We solve: RPA to help reduce food waste

19.5.2022Juha StenforsWe solve

Robotic Process Automation (RPA) is nowadays an increasingly used technology for routine tasks. RPA uses different information systems as a normal user would, and can be used to automate different information workflows. In practice, quite often a "robot", which is effectively a single computer with robotics software, is taught a process by doing it in a program as the user would do it. Robotics software also allows extensive use of interfaces and databases, among other things, which are widely supported by these systems.

Fork and knife on a yellow background with some food items.

Food waste is a big problem which calls for new solutions. In Finland, it is said that around €500 million worth of food is currently wasted every year. It is a huge amount, not only because of the money involved, but also because producing food that ends up being waste places an unnecessary burden on the environment, as well.

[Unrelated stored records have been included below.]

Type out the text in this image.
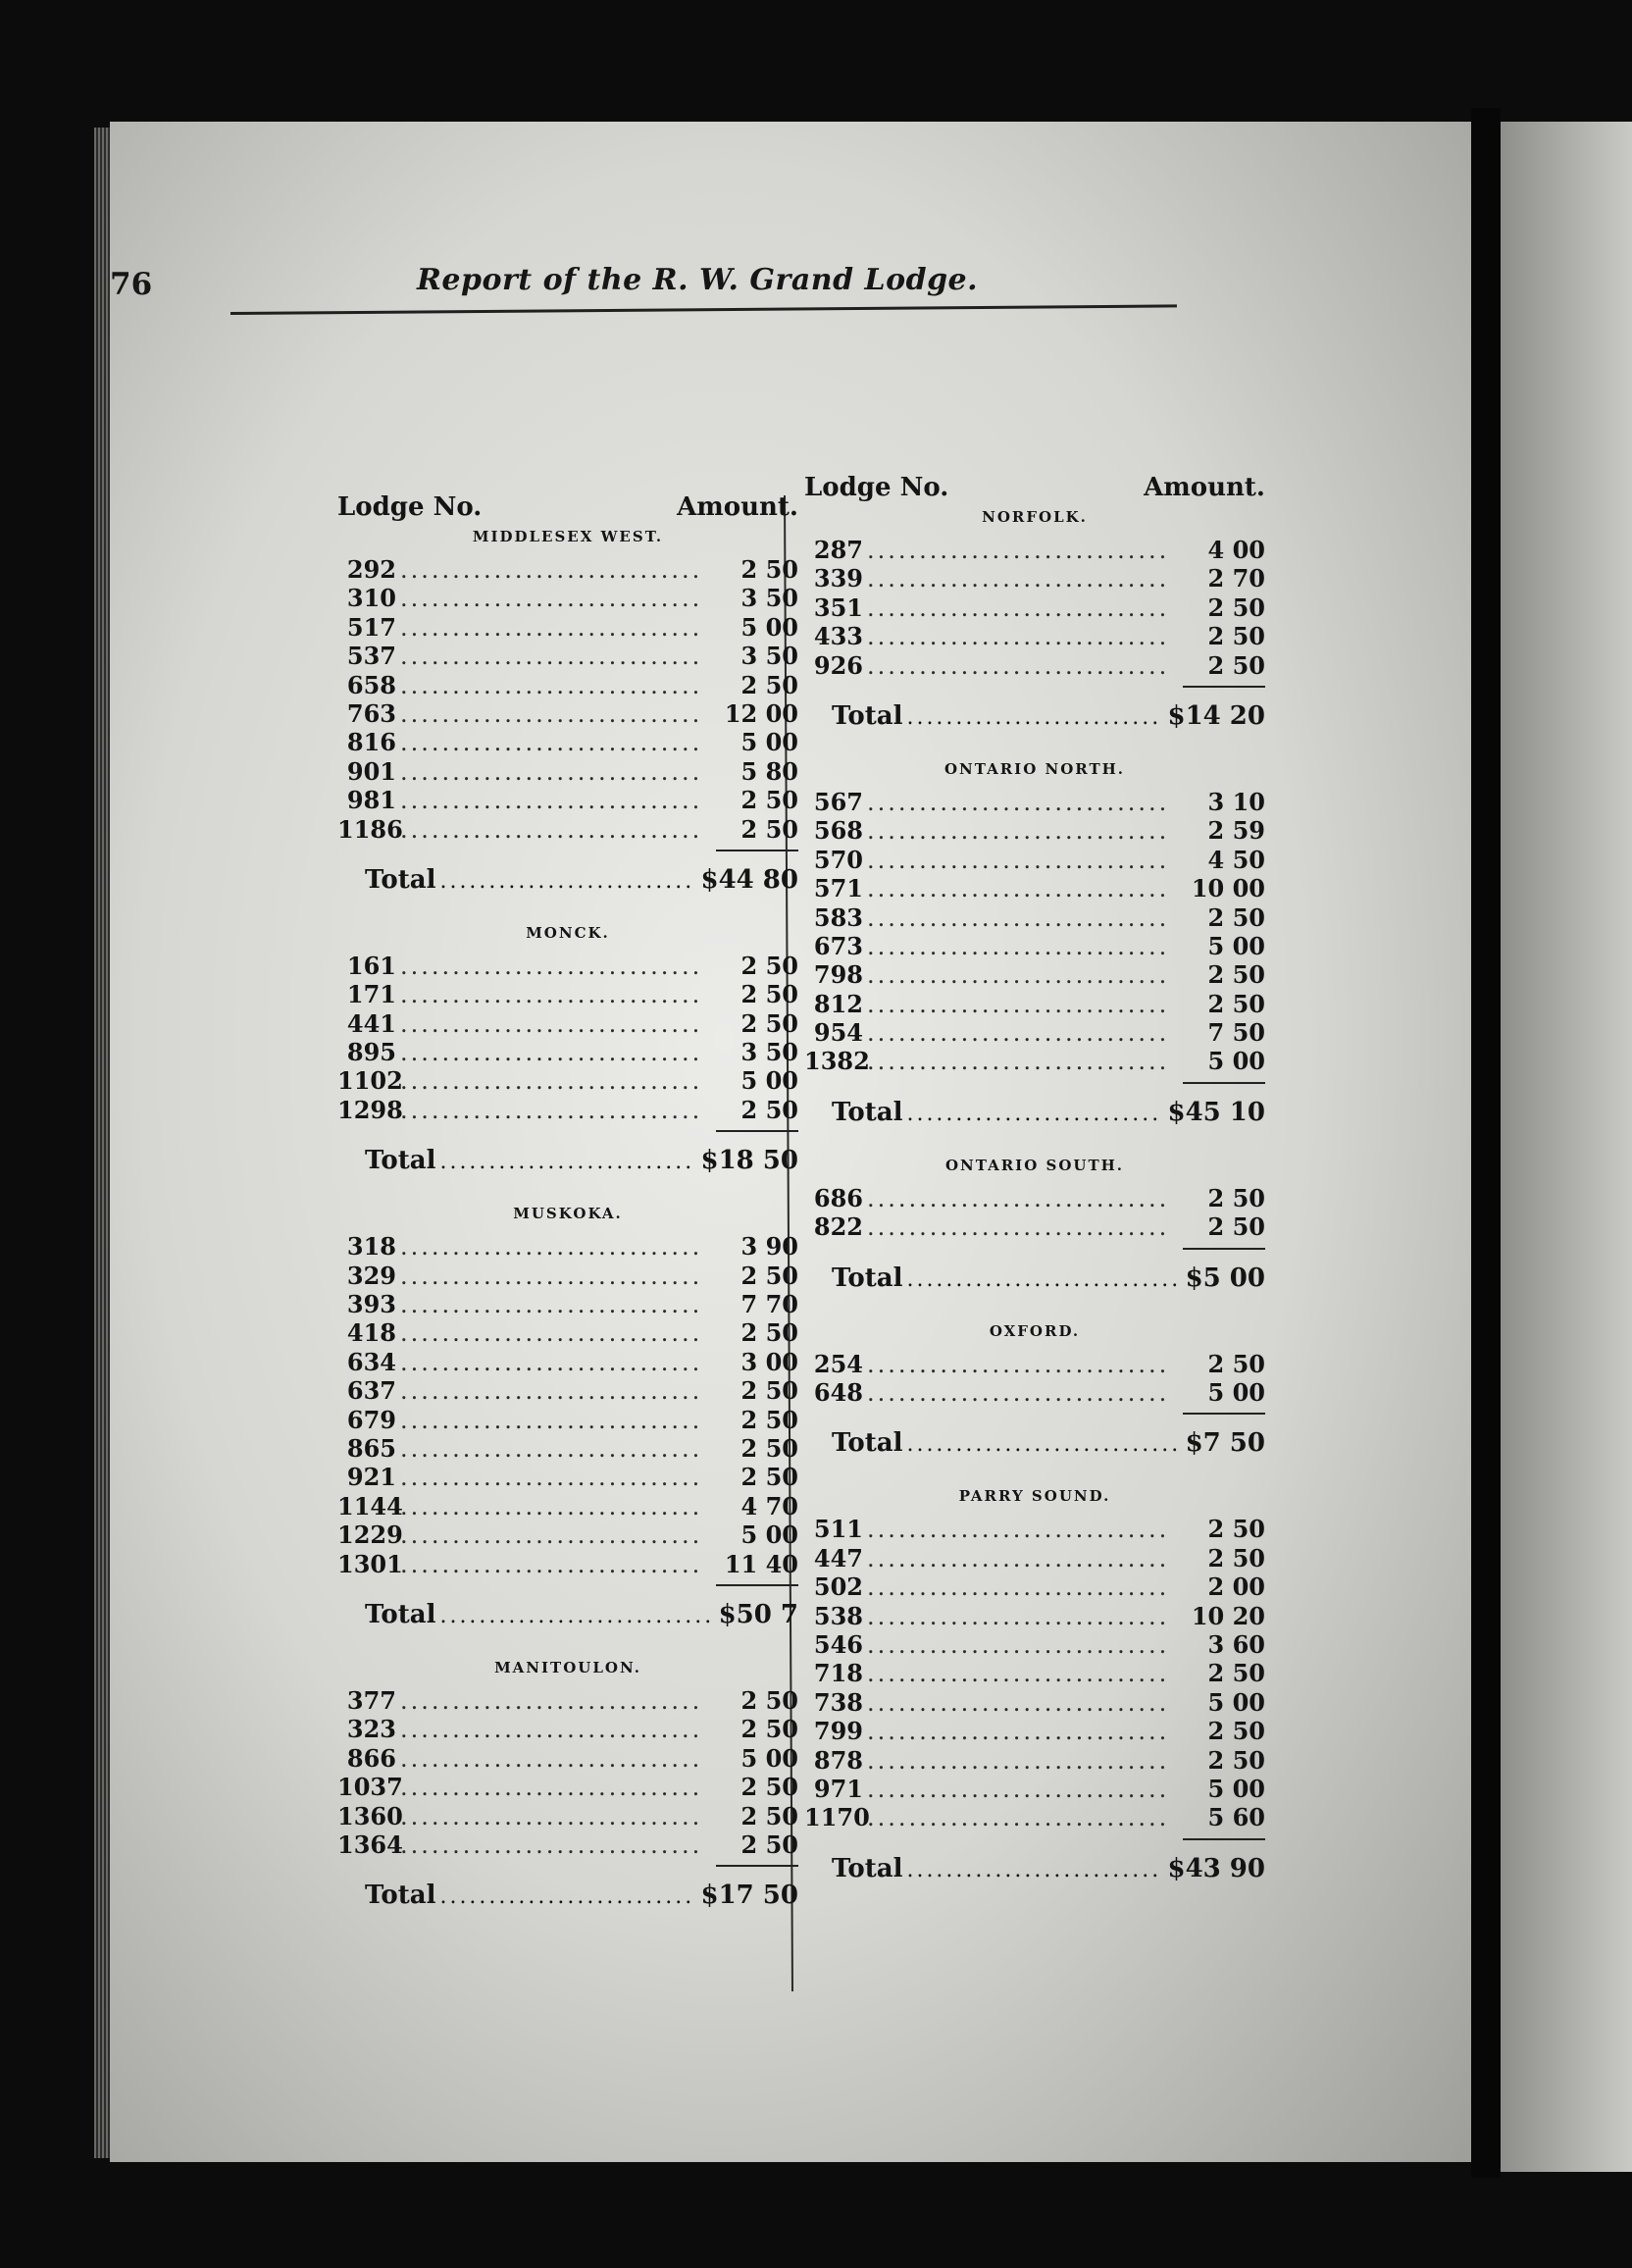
76	Report of the R. W. Grand Lodge.
Lodge No.	Amount.
MIDDLESEX WEST.
292 .....	2 50
310 .....	3 50
517 .....	5 00
537 .....	3 50
658 .....	2 50
763 .....	12 00
816 .....	5 00
901 .....	5 80
981 .....	2 50
1186 .....	2 50
Total .....	$44 80
MONCK.
161 .....	2 50
171 .....	2 50
441 .....	2 50
895 .....	3 50
1102 .....	5 00
1298 .....	2 50
Total .....	$18 50
MUSKOKA.
318 .....	3 90
329 .....	2 50
393 .....	7 70
418 .....	2 50
634 .....	3 00
637 .....	2 50
679 .....	2 50
865 .....	2 50
921 .....	2 50
1144 .....	4 70
1229 .....	5 00
1301 .....	11 40
Total .....	$50 7
MANITOULON.
377 .....	2 50
323 .....	2 50
866 .....	5 00
1037 .....	2 50
1360 .....	2 50
1364 .....	2 50
Total .....	$17 50
Lodge No.	Amount.
NORFOLK.
287 .....	4 00
339 .....	2 70
351 .....	2 50
433 .....	2 50
926 .....	2 50
Total .....	$14 20
ONTARIO NORTH.
567 .....	3 10
568 .....	2 59
570 .....	4 50
571 .....	10 00
583 .....	2 50
673 .....	5 00
798 .....	2 50
812 .....	2 50
954 .....	7 50
1382 .....	5 00
Total .....	$45 10
ONTARIO SOUTH.
686 .....	2 50
822 .....	2 50
Total .....	$5 00
OXFORD.
254 .....	2 50
648 .....	5 00
Total .....	$7 50
PARRY SOUND.
511 .....	2 50
447 .....	2 50
502 .....	2 00
538 .....	10 20
546 .....	3 60
718 .....	2 50
738 .....	5 00
799 .....	2 50
878 .....	2 50
971 .....	5 00
1170 .....	5 60
Total .....	$43 90
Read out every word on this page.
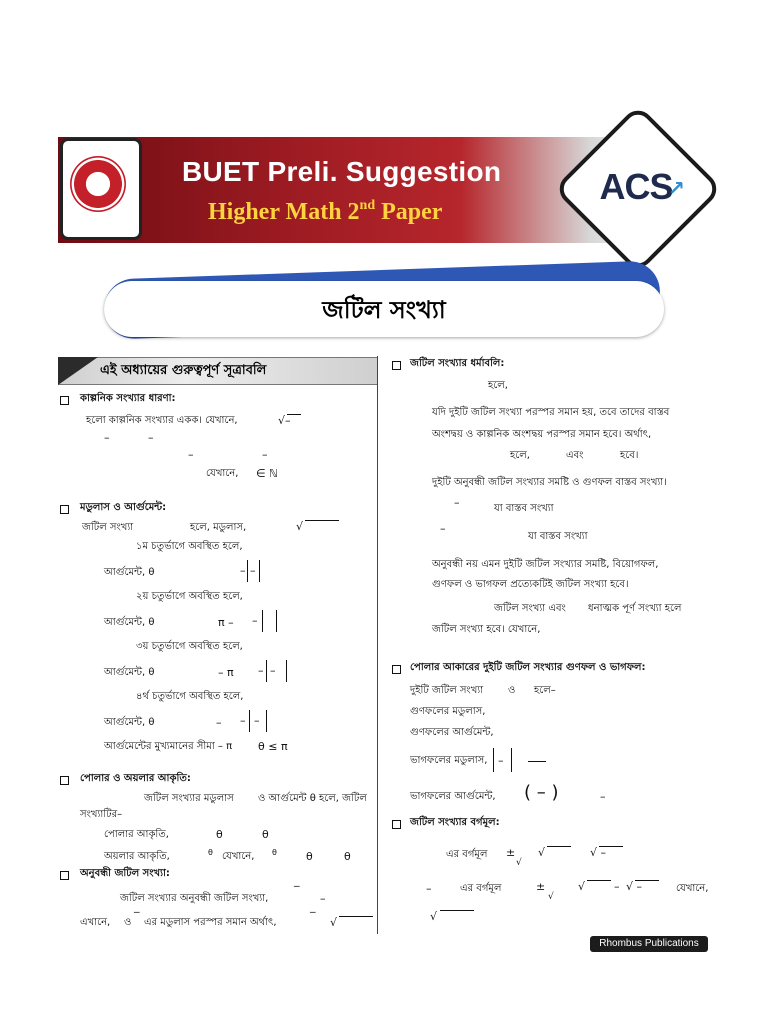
BUET Preli. Suggestion
Higher Math 2nd Paper
ACS
↗
জটিল সংখ্যা
এই অধ্যায়ের গুরুত্বপূর্ণ সূত্রাবলি
কাল্পনিক সংখ্যার ধারণা:
হলো কাল্পনিক সংখ্যার একক। যেখানে,	√–
–	–
–	–
যেখানে, ∈ ℕ
মডুলাস ও আর্গুমেন্ট:
জটিল সংখ্যা	হলে, মডুলাস,	√
১ম চতুর্ভাগে অবস্থিত হলে,
আর্গুমেন্ট, θ	– –
২য় চতুর্ভাগে অবস্থিত হলে,
আর্গুমেন্ট, θ	π – –
৩য় চতুর্ভাগে অবস্থিত হলে,
আর্গুমেন্ট, θ	– π – –
৪র্থ চতুর্ভাগে অবস্থিত হলে,
আর্গুমেন্ট, θ	– – –
আর্গুমেন্টের মুখ্যমানের সীমা – π θ ≤ π
পোলার ও অয়লার আকৃতি:
জটিল সংখ্যার মডুলাস ও আর্গুমেন্ট θ হলে, জটিল
সংখ্যাটির–
পোলার আকৃতি,	θ	θ
অয়লার আকৃতি,	θ যেখানে, θ	θ	θ
অনুবন্ধী জটিল সংখ্যা:
জটিল সংখ্যার অনুবন্ধী জটিল সংখ্যা,
‾
–
এখানে, ও ‾ এর মডুলাস পরস্পর সমান অর্থাৎ,	‾ √
জটিল সংখ্যার ধর্মাবলি:
হলে,
যদি দুইটি জটিল সংখ্যা পরস্পর সমান হয়, তবে তাদের বাস্তব
অংশদ্বয় ও কাল্পনিক অংশদ্বয় পরস্পর সমান হবে। অর্থাৎ,
হলে,	এবং	হবে।
দুইটি অনুবন্ধী জটিল সংখ্যার সমষ্টি ও গুণফল বাস্তব সংখ্যা।
–	যা বাস্তব সংখ্যা
–
যা বাস্তব সংখ্যা
অনুবন্ধী নয় এমন দুইটি জটিল সংখ্যার সমষ্টি, বিয়োগফল,
গুণফল ও ভাগফল প্রত্যেকটিই জটিল সংখ্যা হবে।
জটিল সংখ্যা এবং ধনাত্মক পূর্ণ সংখ্যা হলে
জটিল সংখ্যা হবে। যেখানে,
পোলার আকারের দুইটি জটিল সংখ্যার গুণফল ও ভাগফল:
দুইটি জটিল সংখ্যা ও হলে–
গুণফলের মডুলাস,
গুণফলের আর্গুমেন্ট,
ভাগফলের মডুলাস, –
ভাগফলের আর্গুমেন্ট, ( – )	–
জটিল সংখ্যার বর্গমূল:
এর বর্গমূল ±
√
√	√ –
–	এর বর্গমূল	±
√
√	– √ –	যেখানে,
√
Rhombus Publications
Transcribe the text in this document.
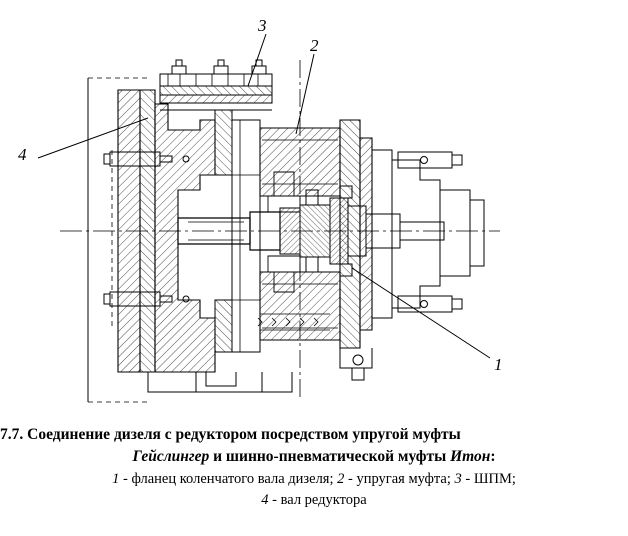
3
2
4
1
7.7. Соединение дизеля с редуктором посредством упругой муфты
Гейслингер и шинно-пневматической муфты Итон:
1 - фланец коленчатого вала дизеля; 2 - упругая муфта; 3 - ШПМ;
4 - вал редуктора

The restaurants at SAMK campuses have also sought to specify the quantity of food more precisely to better meet the demand.  The number of potential customers in the restaurants can vary from a few dozen to more than two thousand, depending on the day and time of the academic year. The problem for obtaining the data was that the number of students was not directly available in one system as a report. In addition, there was no way of obtaining all the information from the systems that contained the necessary data on the data interfaces. Therefore, software robotics had to be used to solve the problem.

In the case of SAMK, the necessary information is in the teaching management system and the work order system, i.e. the timetable. In version 1.0 of the Waste Robot, the process is roughly as follows:

  1. Retrieve one week's work schedule for one campus in a spreadsheet.
  2. Filter the list to include only events that are on campus and between 10:00 and 14:00.
  3. Retrieve the number of students approved for implementation from the Instructional Management System.
  4. Add up the number of students for each day of the week.
  5. Compile an e-mail message with this information to be sent to the restaurant manager once a week. Below is an example of one week's report.

Pori campus week 14

Monday 2164
Tuesday 2340
Wednesday 2678
Thursday 1773
Friday 2006
Saturday 92

Based on this information, the restaurant manager has made a comparison between the daily customers and the number of students at the campus and has made his own estimates of what the food demand is on any given day. The problem with this first version is that it does not take into account students who attend more than one educational event on campus at the time of reporting. This figure cannot be fully accurate because, in the systems, students are not treated at the individual level but at the group level.  Another challenge is the speed of the processing as a large number of events have to be entered into the software interface as the user would do it, which is relatively slow. In addition, especially for web browser-based systems, there are delays in ensuring that the interface is fully loaded into the display.

The next version of the waste robot should not only address the problems mentioned above, but also try to make the process less dependent on the user interface. The challenge of operating in the UI is the potential change of the operating environment, where the robot may no longer detect the desired UI element. This problem can be avoided if, for example, the robot is able to retrieve data directly from the system database or, alternatively, if interfaces are defined in the system to retrieve data.